La propuesta económica de Trump difiere, sin embargo, de la que promovió su partido por décadas. Culpa a los demócratas de los males de la globalización, aunque fueron los republicanos Nixon y Reagan que la impulsaron
Concomitantemente, otros grupos sociales luchaban por expandir sus derechos, en particular, las mujeres, los negros y latinos. Así comenzaron a sedimentarse los conflictos de clase, raciales y de género que han impactado la política.
La clase obrera blanca comenzó a abandonar el Partido Demócrata y a refugiarse en el Partido Republicano que prometía mano dura contra la delincuencia, enfocada como problema en los grupos minoritarios étnico-raciales. El primer beneficiario del giro político fue Reagan en las elecciones de 1980 y 1984.
Mientras la clase obrera blanca se enfilaba con el Partido Republicano, el Partido Demócrata conformó una base electoral de votantes de las grandes ciudades, con mayor nivel educativo, jóvenes, negros y latinos. Eso eventualmente se conoció como la coalición Obama.

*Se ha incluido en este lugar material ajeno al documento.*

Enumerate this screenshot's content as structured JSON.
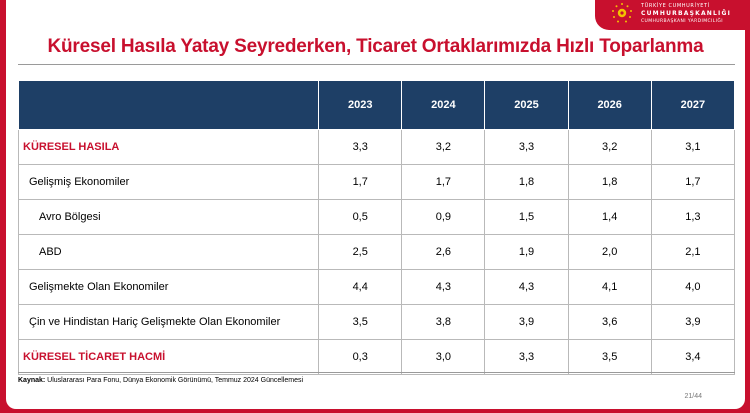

La emergencia de un presidente negro ayudó a solidificar aún más los votantes blancos de la antigua clase obrera que Trump ha movilizado de manera efectiva a su favor desde la campaña del 2016.
La propuesta económica de Trump difiere, sin embargo, de la que promovió su partido por décadas. Culpa a los demócratas de los males de la globalización, aunque fueron los republicanos Nixon y Reagan que la impulsaron, y culpa al mundo de aprovecharse económica y militarmente de Estados Unidos.
Por eso Trump establece aranceles, elimina la ayuda exterior y promete expulsar inmigrantes. Así, según él, Estados Unidos será grande otra vez.
El objetivo es claro, el proceso promete ser turbulento.